The primary way to obtain and deliver neural signals is by using a microelectrode array, a biomaterial implantable within the human brain.
Once implanted, a microelectrode array may be used to deliver signals to the brain and provide a means to interact with a brain-computer interface. Microelectrode arrays have furthered brain-computer interface research to the point where humans can now operate robotic devices with the use of the mind alone.
Currently, brain-computer interface technologies have great potential in military and industrial fields. They can also be used therapeutically to ease the effects of neurological diseases like Parkinson’s, epilepsy, and depression.
National Institutes of Health BRAIN Initiative Award:
One of the limitations of microelectrode arrays lies within the interactions between the electrodes and organic tissue. When an implant resides within the brain for long periods of time, brain tissue can become inflamed due to the presence of a foreign object. Dr. Cui and the NTE Lab have developed a microelectrode array coating designed to eliminate inflammation.
This thin coating is constructed of biological proteins designed to mimic surrounding brain tissue, mitigating the inflammatory response and allowing the microelectrode array to remain implanted for longer periods of time.

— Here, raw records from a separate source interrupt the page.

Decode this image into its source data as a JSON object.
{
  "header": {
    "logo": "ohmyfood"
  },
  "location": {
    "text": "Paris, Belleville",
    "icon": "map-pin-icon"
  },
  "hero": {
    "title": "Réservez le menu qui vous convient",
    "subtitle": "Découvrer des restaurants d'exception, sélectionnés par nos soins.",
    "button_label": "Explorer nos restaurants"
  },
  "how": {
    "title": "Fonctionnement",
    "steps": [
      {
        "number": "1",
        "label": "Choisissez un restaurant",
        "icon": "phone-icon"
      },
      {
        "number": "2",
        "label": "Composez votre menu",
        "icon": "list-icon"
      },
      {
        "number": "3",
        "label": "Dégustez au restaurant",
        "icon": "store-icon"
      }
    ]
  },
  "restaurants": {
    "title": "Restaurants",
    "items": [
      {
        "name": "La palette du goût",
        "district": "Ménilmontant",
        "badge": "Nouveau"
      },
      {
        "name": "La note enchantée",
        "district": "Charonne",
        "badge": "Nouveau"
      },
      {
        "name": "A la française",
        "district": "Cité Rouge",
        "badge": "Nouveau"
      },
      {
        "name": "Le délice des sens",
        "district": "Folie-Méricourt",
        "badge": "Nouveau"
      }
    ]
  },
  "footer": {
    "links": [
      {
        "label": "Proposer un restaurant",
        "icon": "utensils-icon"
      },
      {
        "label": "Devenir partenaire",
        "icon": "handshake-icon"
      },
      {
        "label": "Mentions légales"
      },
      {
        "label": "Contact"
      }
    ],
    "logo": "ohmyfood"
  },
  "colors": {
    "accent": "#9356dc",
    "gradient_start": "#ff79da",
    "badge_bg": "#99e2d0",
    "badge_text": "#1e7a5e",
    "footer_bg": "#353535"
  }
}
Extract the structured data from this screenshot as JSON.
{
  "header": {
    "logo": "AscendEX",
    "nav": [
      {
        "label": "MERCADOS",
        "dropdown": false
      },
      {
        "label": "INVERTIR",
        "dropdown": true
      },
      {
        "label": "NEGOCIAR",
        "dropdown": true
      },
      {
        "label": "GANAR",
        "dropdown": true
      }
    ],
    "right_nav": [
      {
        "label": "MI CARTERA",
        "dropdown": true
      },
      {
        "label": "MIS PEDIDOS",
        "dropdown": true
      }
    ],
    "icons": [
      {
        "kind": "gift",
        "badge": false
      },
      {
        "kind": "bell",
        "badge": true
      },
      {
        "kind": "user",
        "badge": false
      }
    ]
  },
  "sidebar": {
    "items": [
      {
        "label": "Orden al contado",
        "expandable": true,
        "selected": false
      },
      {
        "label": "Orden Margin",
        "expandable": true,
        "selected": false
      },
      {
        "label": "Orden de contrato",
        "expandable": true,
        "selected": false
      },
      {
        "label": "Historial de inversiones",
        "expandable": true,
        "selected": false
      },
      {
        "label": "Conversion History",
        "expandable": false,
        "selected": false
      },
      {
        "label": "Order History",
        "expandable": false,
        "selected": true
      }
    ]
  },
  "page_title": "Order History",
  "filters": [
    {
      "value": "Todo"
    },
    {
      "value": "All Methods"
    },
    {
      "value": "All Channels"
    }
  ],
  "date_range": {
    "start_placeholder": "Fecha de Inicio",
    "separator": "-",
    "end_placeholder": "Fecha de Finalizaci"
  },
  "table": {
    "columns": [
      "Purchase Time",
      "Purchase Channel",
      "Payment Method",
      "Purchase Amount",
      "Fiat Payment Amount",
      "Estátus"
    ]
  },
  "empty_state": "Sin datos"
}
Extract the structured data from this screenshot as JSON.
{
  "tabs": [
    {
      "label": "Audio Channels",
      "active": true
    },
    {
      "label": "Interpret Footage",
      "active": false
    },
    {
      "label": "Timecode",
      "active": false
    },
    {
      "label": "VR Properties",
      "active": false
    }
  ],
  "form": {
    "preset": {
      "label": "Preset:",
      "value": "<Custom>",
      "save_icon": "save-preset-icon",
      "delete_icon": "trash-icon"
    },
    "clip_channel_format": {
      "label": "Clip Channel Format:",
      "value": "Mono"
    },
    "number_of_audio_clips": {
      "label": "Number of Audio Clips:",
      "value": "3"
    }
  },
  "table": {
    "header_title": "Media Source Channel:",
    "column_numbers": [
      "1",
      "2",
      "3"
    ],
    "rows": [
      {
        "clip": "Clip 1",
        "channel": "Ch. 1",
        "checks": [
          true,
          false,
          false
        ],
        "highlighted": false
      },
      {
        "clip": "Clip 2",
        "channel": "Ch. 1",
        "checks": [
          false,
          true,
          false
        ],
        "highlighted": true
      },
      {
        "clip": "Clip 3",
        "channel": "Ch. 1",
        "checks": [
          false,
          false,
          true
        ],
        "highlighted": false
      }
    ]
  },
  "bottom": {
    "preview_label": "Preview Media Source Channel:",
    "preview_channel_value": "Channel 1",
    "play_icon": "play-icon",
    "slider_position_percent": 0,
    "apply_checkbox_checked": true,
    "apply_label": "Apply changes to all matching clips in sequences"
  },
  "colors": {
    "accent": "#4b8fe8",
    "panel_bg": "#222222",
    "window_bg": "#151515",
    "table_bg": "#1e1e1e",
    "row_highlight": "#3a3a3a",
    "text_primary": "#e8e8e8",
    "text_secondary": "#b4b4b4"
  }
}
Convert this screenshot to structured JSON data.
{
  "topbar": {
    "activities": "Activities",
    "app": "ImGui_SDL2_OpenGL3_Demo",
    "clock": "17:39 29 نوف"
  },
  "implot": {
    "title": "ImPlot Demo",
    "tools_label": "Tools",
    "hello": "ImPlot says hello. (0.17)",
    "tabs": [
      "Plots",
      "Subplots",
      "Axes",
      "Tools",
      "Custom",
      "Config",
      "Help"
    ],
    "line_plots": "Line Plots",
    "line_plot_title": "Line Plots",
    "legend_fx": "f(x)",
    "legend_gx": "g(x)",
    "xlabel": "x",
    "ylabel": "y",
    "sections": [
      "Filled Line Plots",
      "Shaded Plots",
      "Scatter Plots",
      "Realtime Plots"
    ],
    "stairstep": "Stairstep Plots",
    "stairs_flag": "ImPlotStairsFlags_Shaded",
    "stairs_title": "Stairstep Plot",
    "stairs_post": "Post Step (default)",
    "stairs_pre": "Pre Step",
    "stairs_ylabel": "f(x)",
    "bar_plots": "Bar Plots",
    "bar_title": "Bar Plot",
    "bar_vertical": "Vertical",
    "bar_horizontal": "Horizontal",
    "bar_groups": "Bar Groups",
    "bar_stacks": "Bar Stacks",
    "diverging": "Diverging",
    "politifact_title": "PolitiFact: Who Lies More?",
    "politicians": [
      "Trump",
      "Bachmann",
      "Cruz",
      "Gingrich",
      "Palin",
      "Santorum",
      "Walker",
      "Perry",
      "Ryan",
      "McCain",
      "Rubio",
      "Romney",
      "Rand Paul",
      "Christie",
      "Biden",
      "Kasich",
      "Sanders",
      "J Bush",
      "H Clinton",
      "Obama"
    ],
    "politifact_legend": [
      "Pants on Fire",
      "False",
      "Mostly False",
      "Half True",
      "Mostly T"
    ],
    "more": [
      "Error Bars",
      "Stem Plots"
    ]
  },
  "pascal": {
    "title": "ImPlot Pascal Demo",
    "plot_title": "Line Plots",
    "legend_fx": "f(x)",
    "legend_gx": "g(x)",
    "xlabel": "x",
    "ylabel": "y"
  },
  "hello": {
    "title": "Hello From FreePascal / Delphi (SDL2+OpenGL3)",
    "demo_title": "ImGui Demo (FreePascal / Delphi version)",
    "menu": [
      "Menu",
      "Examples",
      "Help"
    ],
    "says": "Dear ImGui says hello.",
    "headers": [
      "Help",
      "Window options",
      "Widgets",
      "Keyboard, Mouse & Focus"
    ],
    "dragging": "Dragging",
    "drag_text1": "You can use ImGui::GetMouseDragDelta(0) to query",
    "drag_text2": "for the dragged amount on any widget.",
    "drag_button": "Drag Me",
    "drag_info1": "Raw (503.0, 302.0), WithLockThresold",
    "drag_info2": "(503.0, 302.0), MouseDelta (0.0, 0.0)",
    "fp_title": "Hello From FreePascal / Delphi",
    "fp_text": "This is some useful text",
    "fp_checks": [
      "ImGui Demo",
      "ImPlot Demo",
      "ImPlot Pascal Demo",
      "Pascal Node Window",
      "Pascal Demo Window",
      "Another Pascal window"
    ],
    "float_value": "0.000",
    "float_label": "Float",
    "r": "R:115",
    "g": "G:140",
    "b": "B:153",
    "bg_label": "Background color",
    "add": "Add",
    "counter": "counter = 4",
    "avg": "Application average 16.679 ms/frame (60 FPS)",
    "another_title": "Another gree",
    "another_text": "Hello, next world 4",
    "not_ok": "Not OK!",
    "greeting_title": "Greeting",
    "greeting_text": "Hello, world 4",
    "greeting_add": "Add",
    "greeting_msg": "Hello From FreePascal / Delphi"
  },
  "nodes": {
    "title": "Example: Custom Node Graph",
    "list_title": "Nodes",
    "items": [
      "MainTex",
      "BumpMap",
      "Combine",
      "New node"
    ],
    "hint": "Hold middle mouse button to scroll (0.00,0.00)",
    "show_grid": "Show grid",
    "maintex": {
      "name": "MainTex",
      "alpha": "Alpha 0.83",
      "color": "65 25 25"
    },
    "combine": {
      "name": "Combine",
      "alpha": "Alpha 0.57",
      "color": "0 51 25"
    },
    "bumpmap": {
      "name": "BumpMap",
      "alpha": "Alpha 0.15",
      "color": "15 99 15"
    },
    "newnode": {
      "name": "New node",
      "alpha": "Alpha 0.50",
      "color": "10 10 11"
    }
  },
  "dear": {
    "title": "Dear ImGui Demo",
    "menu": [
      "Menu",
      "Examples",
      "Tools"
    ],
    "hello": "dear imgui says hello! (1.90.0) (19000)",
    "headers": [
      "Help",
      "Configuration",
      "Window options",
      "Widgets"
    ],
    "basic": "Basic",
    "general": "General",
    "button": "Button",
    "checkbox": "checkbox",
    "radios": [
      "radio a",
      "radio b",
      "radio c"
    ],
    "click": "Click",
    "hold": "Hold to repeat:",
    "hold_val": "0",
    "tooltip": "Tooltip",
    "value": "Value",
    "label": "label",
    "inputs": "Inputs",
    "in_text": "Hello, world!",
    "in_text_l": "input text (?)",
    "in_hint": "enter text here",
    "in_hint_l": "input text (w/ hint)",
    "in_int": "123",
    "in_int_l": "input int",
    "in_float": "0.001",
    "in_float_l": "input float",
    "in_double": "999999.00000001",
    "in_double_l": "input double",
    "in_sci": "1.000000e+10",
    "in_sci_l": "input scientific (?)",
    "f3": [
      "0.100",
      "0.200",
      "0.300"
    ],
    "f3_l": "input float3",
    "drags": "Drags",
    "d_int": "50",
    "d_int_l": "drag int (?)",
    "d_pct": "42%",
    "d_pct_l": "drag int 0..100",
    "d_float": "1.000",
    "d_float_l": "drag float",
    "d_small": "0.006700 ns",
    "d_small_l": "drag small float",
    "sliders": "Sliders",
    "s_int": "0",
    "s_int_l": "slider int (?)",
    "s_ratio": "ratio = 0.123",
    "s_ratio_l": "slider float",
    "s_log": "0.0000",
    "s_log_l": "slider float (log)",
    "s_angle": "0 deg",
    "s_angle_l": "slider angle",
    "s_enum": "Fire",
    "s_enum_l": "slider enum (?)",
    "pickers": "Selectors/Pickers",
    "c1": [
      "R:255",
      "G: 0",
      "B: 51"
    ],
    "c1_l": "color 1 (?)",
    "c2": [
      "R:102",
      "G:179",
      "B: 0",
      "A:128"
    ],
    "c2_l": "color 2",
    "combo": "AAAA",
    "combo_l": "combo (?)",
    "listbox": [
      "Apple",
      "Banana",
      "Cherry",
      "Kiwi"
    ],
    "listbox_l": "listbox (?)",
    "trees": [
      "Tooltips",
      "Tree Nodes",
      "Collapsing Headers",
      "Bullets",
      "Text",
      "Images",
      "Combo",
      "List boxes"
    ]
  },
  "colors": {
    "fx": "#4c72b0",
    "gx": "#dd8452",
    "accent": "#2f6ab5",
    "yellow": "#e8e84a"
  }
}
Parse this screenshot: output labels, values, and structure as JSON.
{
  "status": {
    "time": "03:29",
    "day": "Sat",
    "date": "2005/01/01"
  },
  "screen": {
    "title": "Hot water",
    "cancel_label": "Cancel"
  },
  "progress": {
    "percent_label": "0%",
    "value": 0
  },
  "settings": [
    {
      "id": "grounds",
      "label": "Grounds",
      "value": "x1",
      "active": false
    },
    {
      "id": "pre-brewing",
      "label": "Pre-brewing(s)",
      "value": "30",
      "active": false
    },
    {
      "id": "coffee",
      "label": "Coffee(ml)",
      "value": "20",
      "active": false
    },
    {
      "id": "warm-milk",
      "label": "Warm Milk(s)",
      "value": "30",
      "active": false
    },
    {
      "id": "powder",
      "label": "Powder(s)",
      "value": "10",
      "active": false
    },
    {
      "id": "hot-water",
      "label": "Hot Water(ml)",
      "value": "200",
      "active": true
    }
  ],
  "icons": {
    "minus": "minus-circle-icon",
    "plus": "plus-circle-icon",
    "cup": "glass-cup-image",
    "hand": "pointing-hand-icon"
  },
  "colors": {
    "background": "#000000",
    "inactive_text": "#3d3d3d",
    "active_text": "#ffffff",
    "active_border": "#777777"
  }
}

As scientists continue to develop longer-lasting, better transmitting microelectrode arrays, Dr. Cui’s coating will allow continued high-quality, high-yield recordings. For her work, Dr. Cui received a $2,370,218 award from the National Institutes of Health BRAIN Initiative.
With further research, Dr. Cui is working to address the fragile nature and increase the protein stability of her protein’s coating. Since its development, manufacturers and commercial entities have expressed interest in the neural adhesion molecules that it’s made from.
These molecules allow neuron communication but prohibit the attachment of inflammatory cells. However, the associated proteins are relatively fragile and can be damaged during shipping and storage.
The award from the BRAIN Initiative will allow further research that will help overcome these protein stability issues. Proper protocols for assembly, shipping, storage, and implantation will be the focus of this research. In the future, Dr. Cui plans to work with collaborators to test the implants in animal subjects, as well as with manufacturers to aid in building proper shipping procedures.
About Dr. Cui:
Xinyan Tracy Cui, PhD, is Director of the Neural Tissue/Electrode Interface and Neural Tissue Engineering Lab at the University of Pittsburgh, as well as the William Kepler Whiteford Professor of Bioengineering.
After receiving her BS in Chemical Engineering and Polymer Physics and her MS in Biophysics at Beijing’s Tsinghua University, Dr. Cui earned her PhD in Macromolecular Science and Engineering at the University of Michigan, Ann Arbor. Currently, Dr. Cui focuses on neural electrode-tissue interface, neural tissue engineering, biosensors, and CNS drug delivery.